Her father was crippled by doleful allegiance to a
time and events with which, not wanting to saddle her, he kept from her. Thus, Cathérine resented him for being, without apparent explanation, so much unlike other people. The fathers of other children in school at Saint-Germainen-Laye had been businessmen or functionaries of government. They went to offices, were members of clubs, danced, drank, took vacations on fashionable islands, and dressed sharply. They were happy in groups, schools, flocks, teams, and herds. Although Jules, always athletic, would play tennis with Jacqueline and François, he did everything else alone – running, rowing, swimming, even riding (except for the horse). Jacqueline was that way, too.

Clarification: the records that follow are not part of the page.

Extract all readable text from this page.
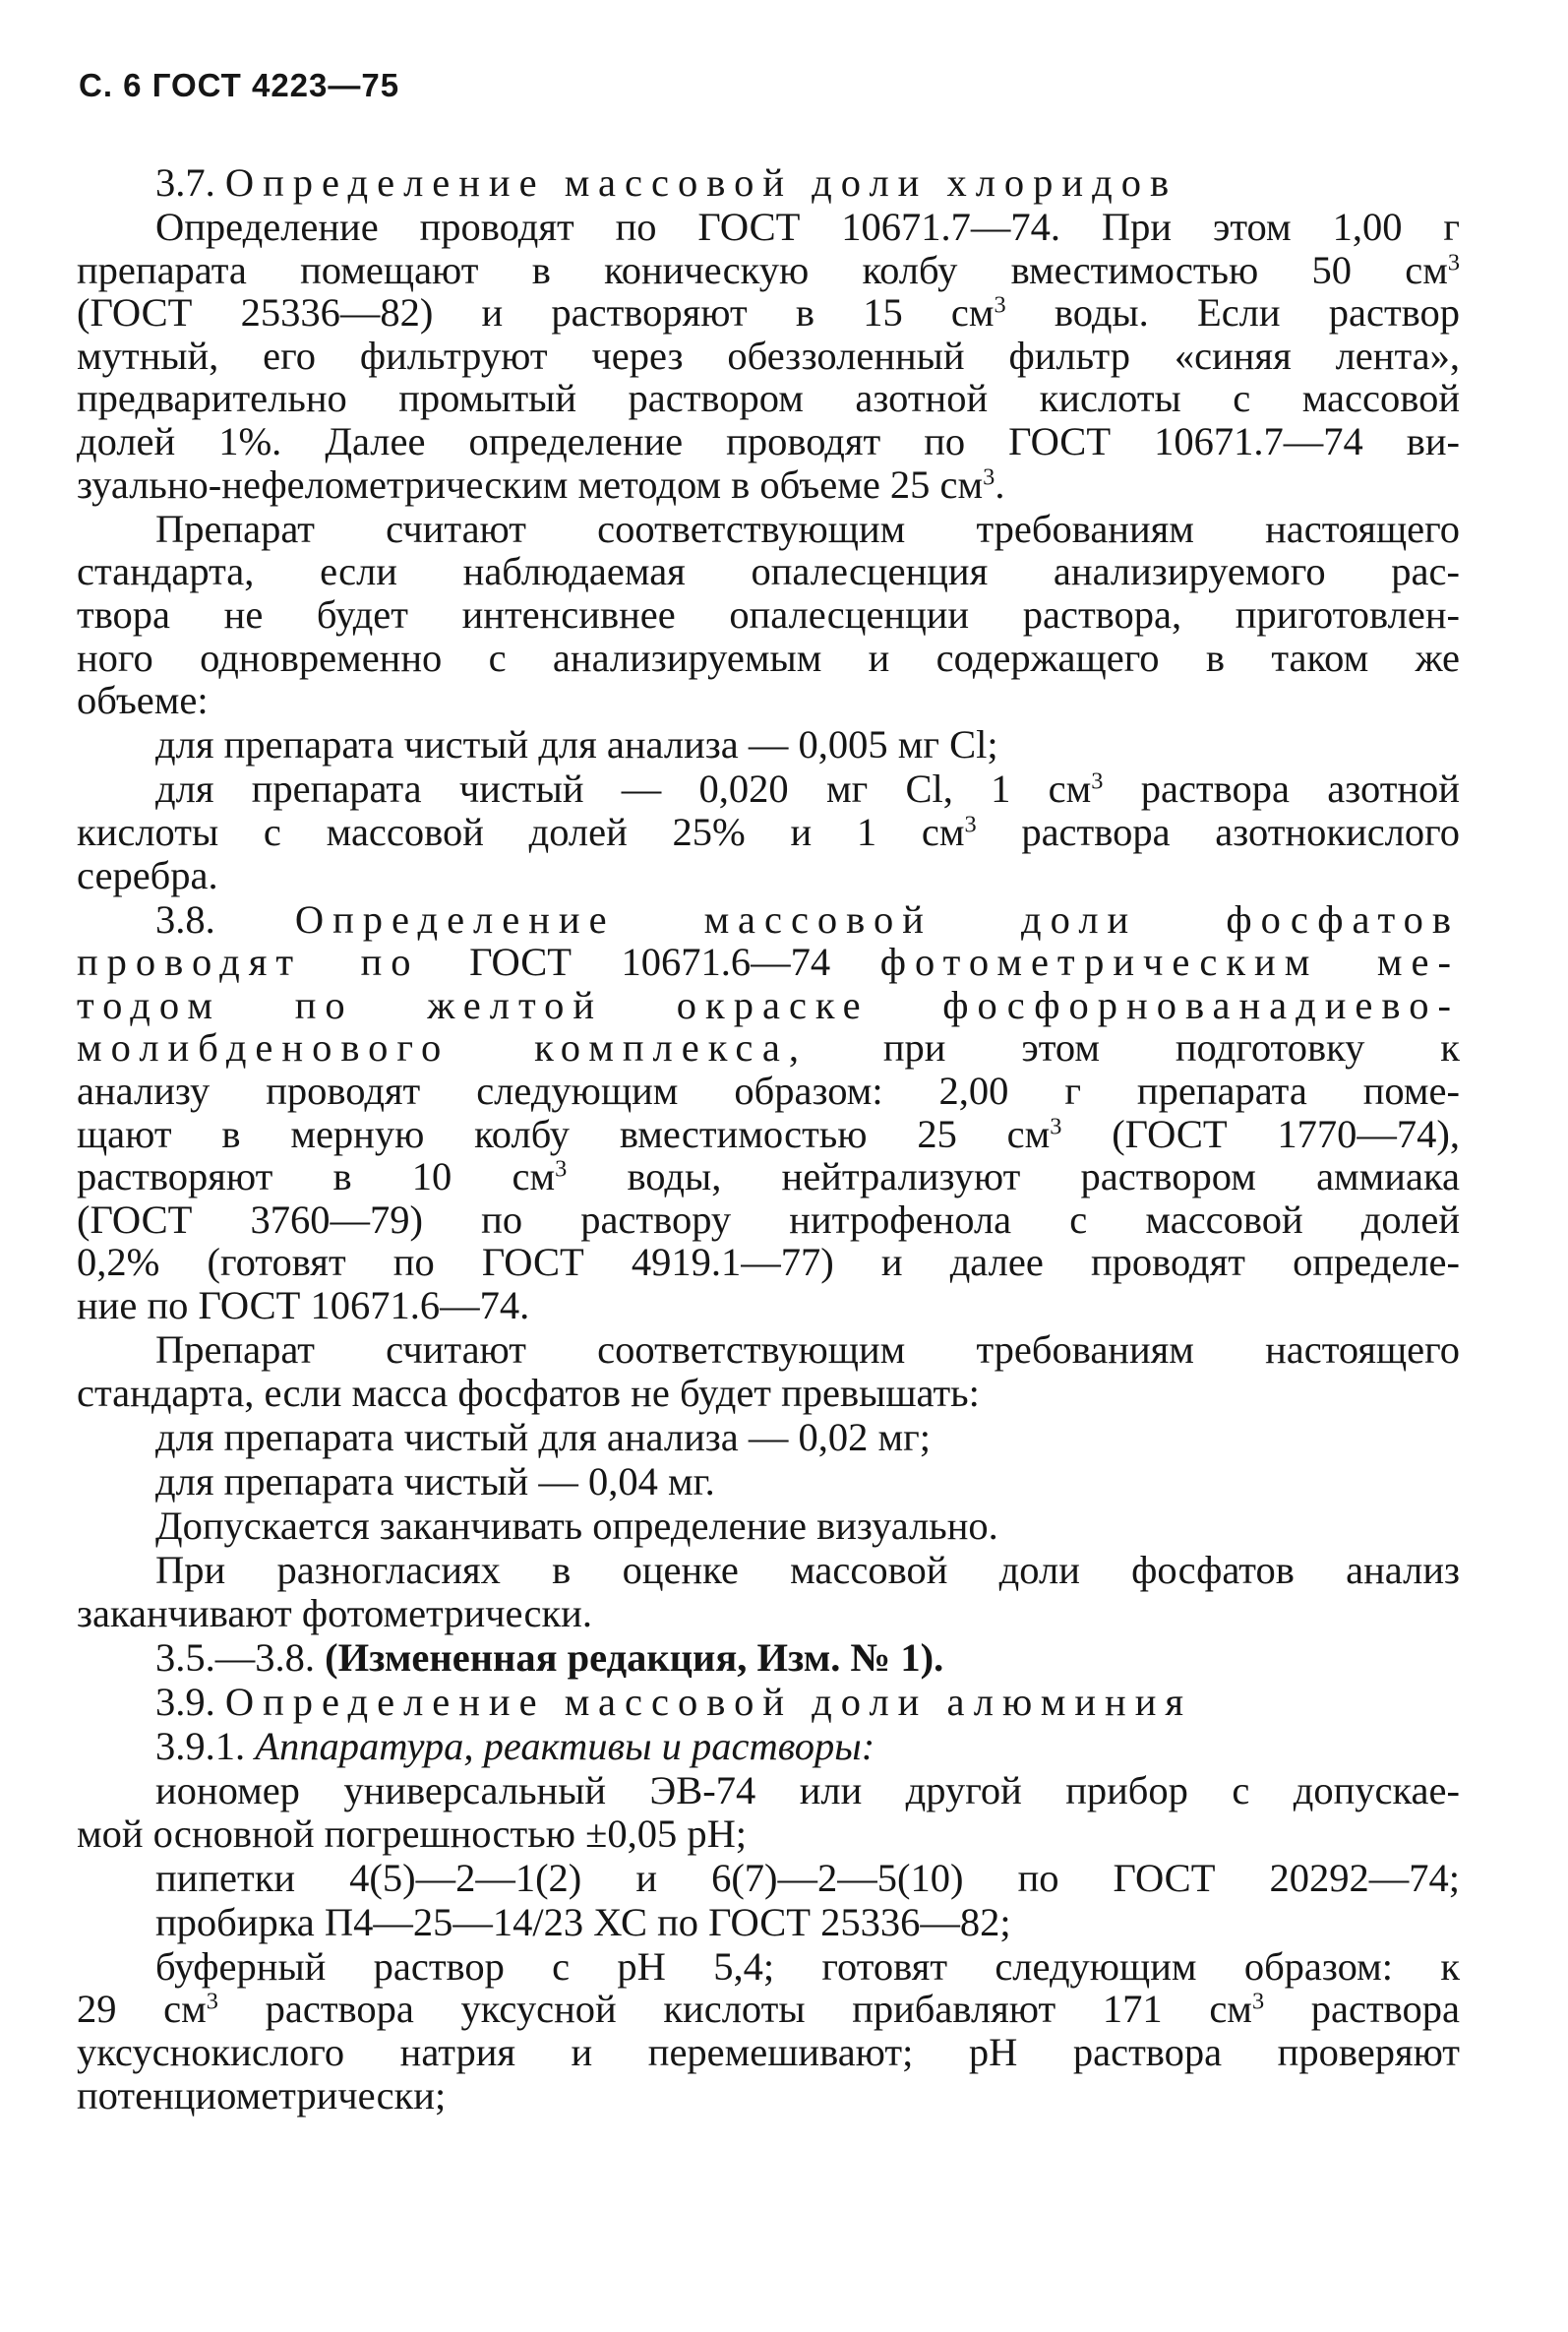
С. 6 ГОСТ 4223—75
3.7. Определение массовой доли хлоридов
Определение проводят по ГОСТ 10671.7—74. При этом 1,00 г
препарата помещают в коническую колбу вместимостью 50 $см^3$
(ГОСТ 25336—82) и растворяют в 15 $см^3$ воды. Если раствор
мутный, его фильтруют через обеззоленный фильтр «синяя лента»,
предварительно промытый раствором азотной кислоты с массовой
долей 1%. Далее определение проводят по ГОСТ 10671.7—74 ви-
зуально-нефелометрическим методом в объеме 25 $см^3$.
Препарат считают соответствующим требованиям настоящего
стандарта, если наблюдаемая опалесценция анализируемого рас-
твора не будет интенсивнее опалесценции раствора, приготовлен-
ного одновременно с анализируемым и содержащего в таком же
объеме:
для препарата чистый для анализа — 0,005 мг Cl;
для препарата чистый — 0,020 мг Cl, 1 $см^3$ раствора азотной
кислоты с массовой долей 25% и 1 $см^3$ раствора азотнокислого
серебра.
3.8. Определение массовой доли фосфатов
проводят по ГОСТ 10671.6—74 фотометрическим ме-
тодом по желтой окраске фосфорнованадиево-
молибденового комплекса, при этом подготовку к
анализу проводят следующим образом: 2,00 г препарата поме-
щают в мерную колбу вместимостью 25 $см^3$ (ГОСТ 1770—74),
растворяют в 10 $см^3$ воды, нейтрализуют раствором аммиака
(ГОСТ 3760—79) по раствору нитрофенола с массовой долей
0,2% (готовят по ГОСТ 4919.1—77) и далее проводят определе-
ние по ГОСТ 10671.6—74.
Препарат считают соответствующим требованиям настоящего
стандарта, если масса фосфатов не будет превышать:
для препарата чистый для анализа — 0,02 мг;
для препарата чистый — 0,04 мг.
Допускается заканчивать определение визуально.
При разногласиях в оценке массовой доли фосфатов анализ
заканчивают фотометрически.
3.5.—3.8. (Измененная редакция, Изм. № 1).
3.9. Определение массовой доли алюминия
3.9.1. Аппаратура, реактивы и растворы:
иономер универсальный ЭВ-74 или другой прибор с допускае-
мой основной погрешностью ±0,05 pH;
пипетки 4(5)—2—1(2) и 6(7)—2—5(10) по ГОСТ 20292—74;
пробирка П4—25—14/23 ХС по ГОСТ 25336—82;
буферный раствор с pH 5,4; готовят следующим образом: к
29 $см^3$ раствора уксусной кислоты прибавляют 171 $см^3$ раствора
уксуснокислого натрия и перемешивают; pH раствора проверяют
потенциометрически;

At a time when Cathérine needed to fit in with classmates or suffer their rejection, her parents had few friends, avoided social engagement, were awkward when they couldn’t avoid it, and spent most of their time reading, playing music, doing punishing exercise, or, like crazy Zen monks, sitting for hours in the garden or on the terrace doing absolutely nothing.
They and especially Jules were not only incapable of imparting to her the skills necessary for a happy life among others, but for the rest of her life she was angry that they had never seen the need to do so. Her time at school was immensely painful because they had failed to protect her by at least making an effort to be like everyone else. They were not materially rich. They were not normal. Different as well for being Jewish, they were allergic to overt religiosity and ritual, and had no home even among the Jews.